Sometimes the most unforgettable experiences come from the most unexpected quarters. The annual family holiday in these parts is usually us heading home to summer in the southern hemisphere and lolling about the house being fed and generally fattened up. Throw in the beach trips and nights out and we’re sorted. Every other year the family journeys down to Europe to enjoy the churches and museums. After about 5 years of this one tends to stop really planning holidays and take it as it comes.
This year we decided to be different. Actually we decided and in doing so we were different. I cannot really pin down how and when the Africa plan happened. Africa as a holiday destination had always been bandied about as a passing thought. But this time it just seemed to spiral out of control and before we knew it, we were upping and going to Africa! An agent was found, tickets were booked and we set off into the unknown – into the dark continent.
Armed with a sense of uncertainty, vaccinations and enough repellent to put down an army we landed in Kenya to begin a 7 day safari.
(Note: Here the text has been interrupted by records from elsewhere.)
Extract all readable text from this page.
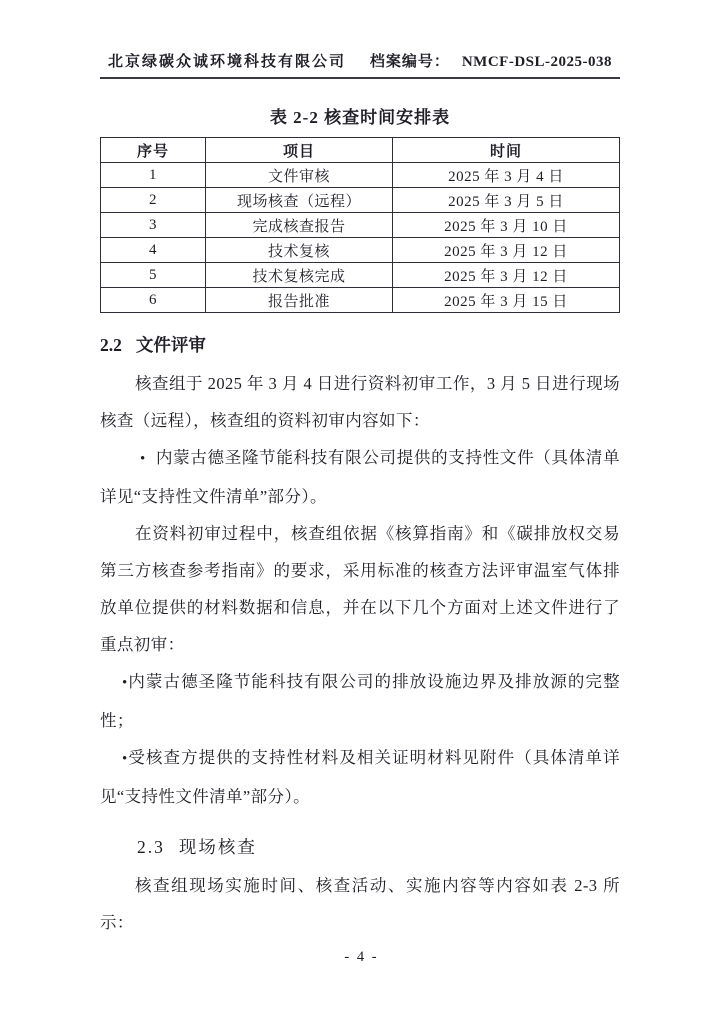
北京绿碳众诚环境科技有限公司 档案编号： NMCF-DSL-2025-038
表 2-2 核查时间安排表
序号	项目	时间
1	文件审核	2025 年 3 月 4 日
2	现场核查（远程）	2025 年 3 月 5 日
3	完成核查报告	2025 年 3 月 10 日
4	技术复核	2025 年 3 月 12 日
5	技术复核完成	2025 年 3 月 12 日
6	报告批准	2025 年 3 月 15 日
2.2 文件评审

核查组于 2025 年 3 月 4 日进行资料初审工作，3 月 5 日进行现场核查（远程），核查组的资料初审内容如下：

• 内蒙古德圣隆节能科技有限公司提供的支持性文件（具体清单详见“支持性文件清单”部分）。

在资料初审过程中，核查组依据《核算指南》和《碳排放权交易第三方核查参考指南》的要求，采用标准的核查方法评审温室气体排放单位提供的材料数据和信息，并在以下几个方面对上述文件进行了重点初审：

•内蒙古德圣隆节能科技有限公司的排放设施边界及排放源的完整性；

•受核查方提供的支持性材料及相关证明材料见附件（具体清单详见“支持性文件清单”部分）。

2.3 现场核查

核查组现场实施时间、核查活动、实施内容等内容如表 2-3 所示：

- 4 -
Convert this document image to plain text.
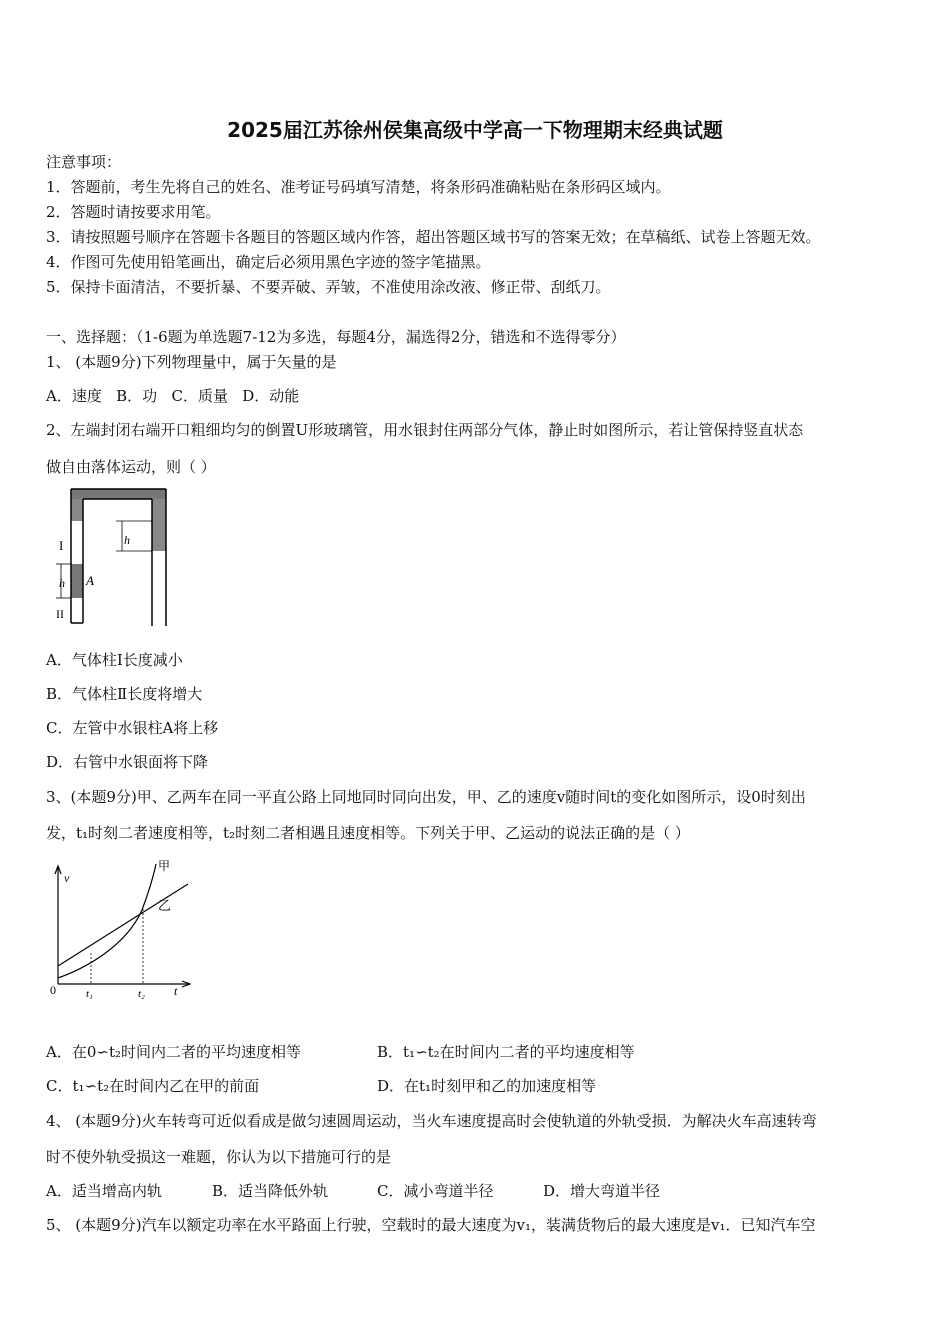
2025届江苏徐州侯集高级中学高一下物理期末经典试题
注意事项：
1．答题前，考生先将自己的姓名、准考证号码填写清楚，将条形码准确粘贴在条形码区域内。
2．答题时请按要求用笔。
3．请按照题号顺序在答题卡各题目的答题区域内作答，超出答题区域书写的答案无效；在草稿纸、试卷上答题无效。
4．作图可先使用铅笔画出，确定后必须用黑色字迹的签字笔描黑。
5．保持卡面清洁，不要折暴、不要弄破、弄皱，不准使用涂改液、修正带、刮纸刀。
一、选择题：（1-6题为单选题7-12为多选，每题4分，漏选得2分，错选和不选得零分）
1、 (本题9分)下列物理量中，属于矢量的是
A．速度   B．功   C．质量   D．动能
2、左端封闭右端开口粗细均匀的倒置U形玻璃管，用水银封住两部分气体，静止时如图所示，若让管保持竖直状态
做自由落体运动，则（ ）
I	h
h A
II
A．气体柱Ⅰ长度减小
B．气体柱Ⅱ长度将增大
C．左管中水银柱A将上移
D．右管中水银面将下降
3、(本题9分)甲、乙两车在同一平直公路上同地同时同向出发，甲、乙的速度v随时间t的变化如图所示，设0时刻出
发，t₁时刻二者速度相等，t₂时刻二者相遇且速度相等。下列关于甲、乙运动的说法正确的是（ ）
v
0	t₁	t₂ t
甲
乙
A．在0∽t₂时间内二者的平均速度相等	B．t₁∽t₂在时间内二者的平均速度相等
C．t₁∽t₂在时间内乙在甲的前面	D．在t₁时刻甲和乙的加速度相等
4、 (本题9分)火车转弯可近似看成是做匀速圆周运动，当火车速度提高时会使轨道的外轨受损．为解决火车高速转弯
时不使外轨受损这一难题，你认为以下措施可行的是
A．适当增高内轨	B．适当降低外轨	C．减小弯道半径	D．增大弯道半径
5、 (本题9分)汽车以额定功率在水平路面上行驶，空载时的最大速度为v₁，装满货物后的最大速度是v₁．已知汽车空
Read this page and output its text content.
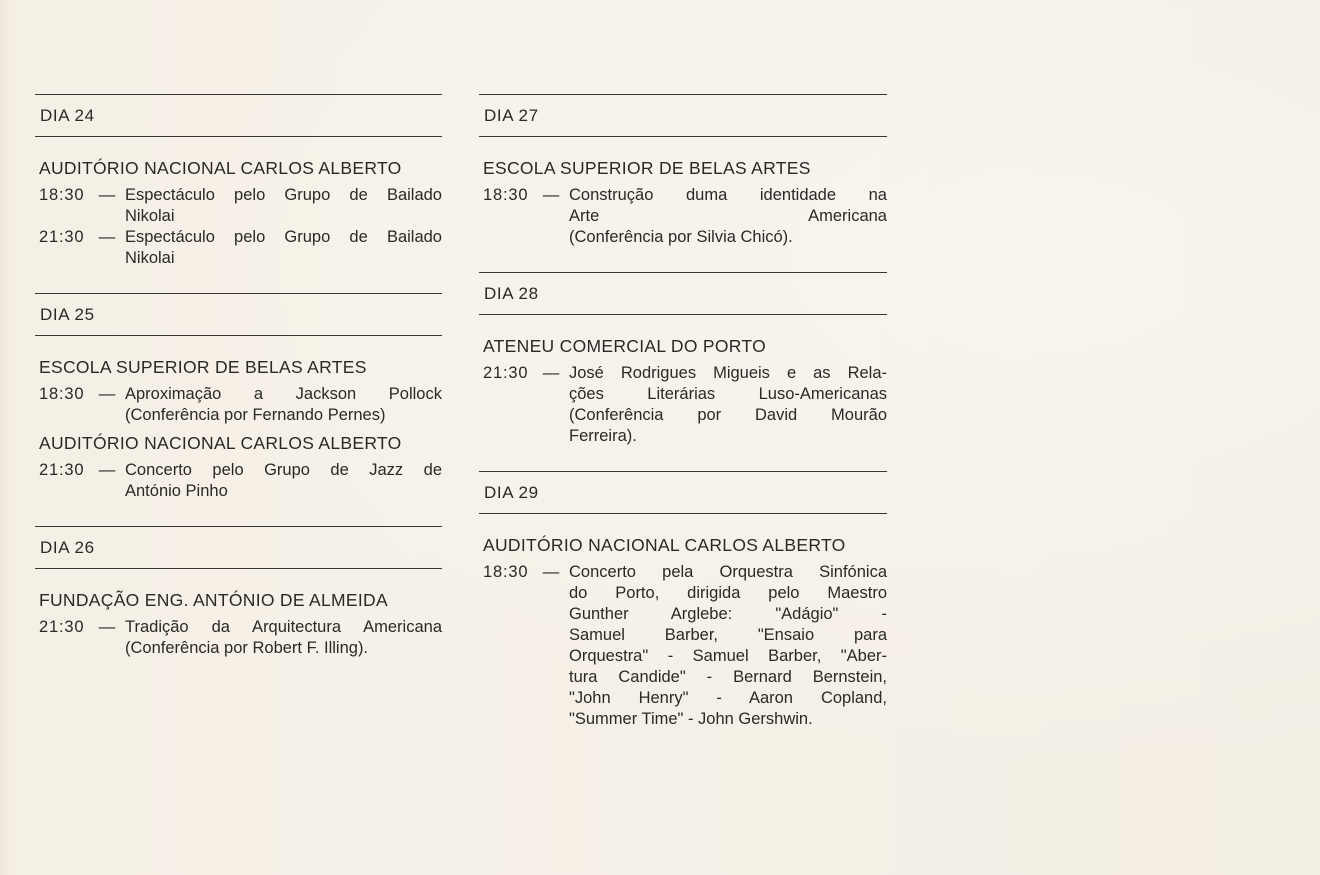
DIA 24
AUDITÓRIO NACIONAL CARLOS ALBERTO
18:30 — Espectáculo pelo Grupo de Bailado
Nikolai
21:30 — Espectáculo pelo Grupo de Bailado
Nikolai
DIA 25
ESCOLA SUPERIOR DE BELAS ARTES
18:30 — Aproximação a Jackson Pollock
(Conferência por Fernando Pernes)
AUDITÓRIO NACIONAL CARLOS ALBERTO
21:30 — Concerto pelo Grupo de Jazz de
António Pinho
DIA 26
FUNDAÇÃO ENG. ANTÓNIO DE ALMEIDA
21:30 — Tradição da Arquitectura Americana
(Conferência por Robert F. Illing).
DIA 27
ESCOLA SUPERIOR DE BELAS ARTES
18:30 — Construção duma identidade na
Arte Americana
(Conferência por Silvia Chicó).
DIA 28
ATENEU COMERCIAL DO PORTO
21:30 — José Rodrigues Migueis e as Rela-
ções Literárias Luso-Americanas
(Conferência por David Mourão
Ferreira).
DIA 29
AUDITÓRIO NACIONAL CARLOS ALBERTO
18:30 — Concerto pela Orquestra Sinfónica
do Porto, dirigida pelo Maestro
Gunther Arglebe: "Adágio" -
Samuel Barber, "Ensaio para
Orquestra" - Samuel Barber, "Aber-
tura Candide" - Bernard Bernstein,
"John Henry" - Aaron Copland,
"Summer Time" - John Gershwin.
Africa is not a place. It is a feeling. It is much more than the sum of its parts. And what parts they are! The glorious Serengeti plains stretching out as far as the eye can see and beyond what the mind can fathom. Animals in all their natural glory with glowing eyes, gleaming fur and chiselled bodies. The colours of the sky and the earth. Craters millions of years old that harbour an ecosystem that is beyond conceivable. People with the most beautiful smiles on their faces and the warmest of demeanours. Song and dance of tribals that tell stories passed down from generations. Mountains shrouded in cloud, snow and mystery. Food that bursts with flavour, colour and the faint fragrance of woodfire.
But Africa is more than the sum of these parts. There is a pulse about the place. A pulse within the place that needs to be experienced. That needs to be felt. It lies deep within the land and everything in it. It gives the faintest glimpse of the complex processes that govern life and the million of years that have gone into making it this way. It was like evolution through the looking glass and understanding the true meaning of fine balance in nature.
We learned a lot from the short visit, not the least of which was that our knowledge and judgement are very often clouded by western media. We learned the joy of being disconnected. The wonder of watching the sun rise over the rolling plains and bathe everything in its glow. The intricacies of the migration of herds across the Serengeti. As precise an exercise as any. We were blown away by the beauty of the giraffe batting its long eyelashes as it glided along its way. The prancing gazelles that looked like they were moving to silent music. The walk of a lioness, the roar of a lion. The symmetry of the zebra’s stripes and the elusiveness of the nimble leopard as it slept on a tree branch. You haven’t lived until you’ve been lifted over the plains in a hot air balloon and peered down into dense forests and ancient rivers that have weaved their path around the land. And you have really lived if you’ve felt the fear of elephants trying to knock the water tank off your tent while a leopard growled menacingly outside.
We learned a lot from the short visit. That womenfolk have a raw deal in all species. That the wildebeest is pretty much the base of the pyramid, much like Trump supporting Americans. But unlike Trump supporters, the reckless courage of the wildebeest spurs a positive outcome! That lions are the ‘king’ not because they do a lot but because they get to grab their cubs’ food and generally be asses once they’re the alpha male. That baboons are just asses in general. And that actual asses are quite useful. Zebras are much more intelligent than they lead us to believe and that elephants actually don’t have much to worry about at all. Hyenas as not as ugly as they’re made out to be and cheetahs and leopards look quite different. And that Tsetse flies are attracted to moving vehicles!
There’s a lot we will miss of the short visit. Sitting around a bonfire munching warm peanuts and talking about politics, the weather and life in general. The thrill of racing over to a point of sighting and wondering what we will see and if we’ll get there in time. The roads of which there are only two kinds – ‘dismantlers’ and ‘rattlers’. The Masai sunset song. The clouds clearing to give a glimpse of the Kilimanjaro. How we were spectators to something far before and far beyond us. And most of all how everything is ‘Hakuna Matata’. It means no worries – and that’s exactly what it was.